Die Kleinsten auf dem Weg in den Urlaub bei Laune halten

Lange Fahrten in den Urlaub sind anstrengend. Vor allem für Kinder. Die Zeit bis man ankommt, will einfach nicht vergehen und da kommt mit Sicherheit früher oder später Langeweile und Hunger auf. Um das Ganze ein wenig aufzulockern und nicht nur Ihren Kindern, sondern auch Ihnen die Fahrt zu erleichtern, haben wir hier einige Tipps gesammelt.

Kurzer Funktionscheck

Ein bis zwei Wochen bevor es losgeht, sollten Sie Ihr Auto nochmal genauer unter die Lupe nehmen. Denn lange Strecken sind anstrengend und man will diese ohne große Probleme hinter sich bringen. Außerdem wollen Sie sich und Ihre Familie ja sicher ans Ziel bringen. Begutachtet werden sollten dabei die Batterie, alle Lichtsysteme und die Flüssigkeitsstände. Ein ebenfalls wichtiger Faktor sind die Reifen. Prüfen Sie den Reifenluftdruck und machen Sie eine Sichtprobe. Haben die Reifen nicht mehr genug Profil, weisen  kleine Schäden und Risse auf oder sind sehr spröde?  Dann brauchen Sie definitiv Neue. Denken Sie beispielsweise auch einen Sonnenschutz, der vor allem im Sommer bei Kindern im Auto nicht fehlen darf.

Wann geht’s los?

Wer zu Beginn der Fahrt für etwas Ruhe sorgen möchte, sollte die Abfahrtszeit in den Abend auf die normale Zu-Bett-Geh-Zeit legen. Dann sind die Kids müde, ruhen sich erst mal aus verschlafen dadurch vielleicht einen großen Teil der Fahrt. Das bedeutet auch für Sie mehr Ruhe. Vor allem bei kleineren Kindern kann man die Abfahrt alternativ natürlich auch auf die Zeit des Mittagsschlafes legen.

Mama mir ist langweilig

Um diese Stimmung zu vermeiden, sollten Sie Material zur Ablenkung des Kindes mitnehmen. Das heißt Lieblingsbuch, Kuscheltier und Co. ziehen vom Kinderzimmer ins Auto. Wer unnötiges Chaos im Fond vermeiden will, kann dafür eine praktische Autotasche am Vordersitz

 

befestigen, in der all das Spielzeug Unterschlupf findet.
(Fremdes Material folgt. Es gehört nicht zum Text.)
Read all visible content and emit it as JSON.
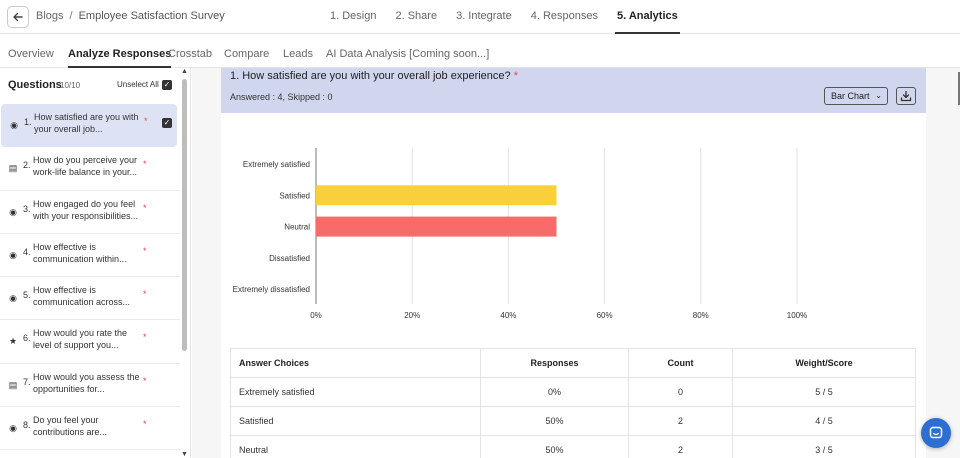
{
  "header": {
    "back_icon": "arrow-left-icon",
    "breadcrumb_root": "Blogs",
    "breadcrumb_sep": "/",
    "breadcrumb_current": "Employee Satisfaction Survey",
    "steps": [
      "1. Design",
      "2. Share",
      "3. Integrate",
      "4. Responses",
      "5. Analytics"
    ],
    "active_step": "5. Analytics"
  },
  "subtabs": {
    "items": [
      "Overview",
      "Analyze Responses",
      "Crosstab",
      "Compare",
      "Leads",
      "AI Data Analysis [Coming soon...]"
    ],
    "active": "Analyze Responses"
  },
  "sidebar": {
    "title": "Questions",
    "count": "10/10",
    "unselect_label": "Unselect All",
    "questions": [
      {
        "num": "1.",
        "text": "How satisfied are you with your overall job...",
        "icon": "radio-icon",
        "req": "*"
      },
      {
        "num": "2.",
        "text": "How do you perceive your work-life balance in your...",
        "icon": "matrix-icon",
        "req": "*"
      },
      {
        "num": "3.",
        "text": "How engaged do you feel with your responsibilities...",
        "icon": "radio-icon",
        "req": "*"
      },
      {
        "num": "4.",
        "text": "How effective is communication within...",
        "icon": "radio-icon",
        "req": "*"
      },
      {
        "num": "5.",
        "text": "How effective is communication across...",
        "icon": "radio-icon",
        "req": "*"
      },
      {
        "num": "6.",
        "text": "How would you rate the level of support you...",
        "icon": "star-icon",
        "req": "*"
      },
      {
        "num": "7.",
        "text": "How would you assess the opportunities for...",
        "icon": "matrix-icon",
        "req": "*"
      },
      {
        "num": "8.",
        "text": "Do you feel your contributions are...",
        "icon": "radio-icon",
        "req": "*"
      }
    ]
  },
  "question": {
    "title": "1. How satisfied are you with your overall job experience?",
    "req": "*",
    "stats": "Answered : 4, Skipped : 0",
    "chart_type_label": "Bar Chart",
    "download_icon": "download-icon"
  },
  "chart_data": {
    "type": "bar",
    "orientation": "horizontal",
    "categories": [
      "Extremely satisfied",
      "Satisfied",
      "Neutral",
      "Dissatisfied",
      "Extremely dissatisfied"
    ],
    "values": [
      0,
      50,
      50,
      0,
      0
    ],
    "xlim": [
      0,
      100
    ],
    "xticks": [
      "0%",
      "20%",
      "40%",
      "60%",
      "80%",
      "100%"
    ],
    "colors": [
      "#f9d03a",
      "#f9d03a",
      "#f96a6a",
      "#f96a6a",
      "#f96a6a"
    ],
    "grid": true,
    "title": "",
    "xlabel": "",
    "ylabel": ""
  },
  "table": {
    "headers": [
      "Answer Choices",
      "Responses",
      "Count",
      "Weight/Score"
    ],
    "rows": [
      [
        "Extremely satisfied",
        "0%",
        "0",
        "5 / 5"
      ],
      [
        "Satisfied",
        "50%",
        "2",
        "4 / 5"
      ],
      [
        "Neutral",
        "50%",
        "2",
        "3 / 5"
      ]
    ]
  },
  "chat_icon": "chat-icon"
}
Auch ein spannendes Hörspiel oder eine Musik-CD sind eine gute Beschäftigung. Wer die „Bibi und Tina“-CD schon nacherzählen kann und nicht zum hundertsten Mal hören möchte, kann diese ja auf einen MP3-Player ziehen.  Ein Malbuch oder ein Blatt Papier kann mit ein paar bunten Stiften auch eine Quelle der Ruhe sein.

Kleine Spielchen

Mit etwas älteren Kindern kann man auch kleine Zählspielchen machen. Sie könnten beispielsweise eine bestimmte Automarke oder eine Farbe wählen und gegeneinander antreten. Wer in zehn Minuten die meisten zählt, gewinnt. Außerdem gibt es ja auch praktische Reisespiele, die viel Spaß machen können –vorausgesetzt, dass hinten mindestens zwei Personen sitzen.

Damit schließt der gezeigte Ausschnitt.